By mid-summer many of the biennials and a few of the perennials are dying back. The Verbascum have gone to seed, the feverfew is browning, and I’ve cut the bleeding heart foliage to the ground. The violas, still blooming due to our cool, wet June, will soon begin to disintegrate. Suddenly there are empty spaces in the garden.
Many of my consultation clients have difficulty removing this failing foliage from their gardens. They’re afraid that they might kill the plant, and they don’t want to create bare places. Some of them can’t imagine doing anything else with those parts of the garden: they decided to place bleeding heart or; foxgloves in that particular spot, and in their minds, that’s all that should be growing there.

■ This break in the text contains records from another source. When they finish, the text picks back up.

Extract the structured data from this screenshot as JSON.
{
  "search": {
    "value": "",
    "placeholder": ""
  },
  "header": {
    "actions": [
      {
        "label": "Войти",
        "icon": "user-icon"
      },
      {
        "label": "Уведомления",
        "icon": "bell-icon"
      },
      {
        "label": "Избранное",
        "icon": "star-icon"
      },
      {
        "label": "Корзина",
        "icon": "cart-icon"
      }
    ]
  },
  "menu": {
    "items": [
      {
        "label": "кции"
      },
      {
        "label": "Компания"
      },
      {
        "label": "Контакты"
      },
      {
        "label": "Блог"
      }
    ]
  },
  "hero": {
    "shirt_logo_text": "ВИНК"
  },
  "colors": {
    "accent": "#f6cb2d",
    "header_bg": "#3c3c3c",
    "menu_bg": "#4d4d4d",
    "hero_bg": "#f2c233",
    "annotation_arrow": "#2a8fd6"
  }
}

How often are we reluctant to make changes in our lives because we can’t imagine doing something another way? It becomes difficult for us to alter what we do, think, say or wear because once planted, we can’t imagine modifying our behavior or thinking.
I remember visiting a dear friend one hot summer day. We started talking about how warm it was and I noted that she had on socks and sneakers. “You’d be more comfortable if you put on some sandals,” I said. She confessed that she didn’t own any sandals. “I don’t think that my feet are very attractive now that I’m older,” she said.
Did she judge others by the appearance of their feet? No. So why on earth would she assume that other people were judging her, and if they were, that was surely their problem not hers. “There is no reason that you shouldn’t be comfortable,” I said, and she agreed.
We got in the car and went shoe shopping.
There are times when we need to acknowledge that a change is in order and it’s time to rip things out and plant something new. We just need to be willing to do the mid-season switch out.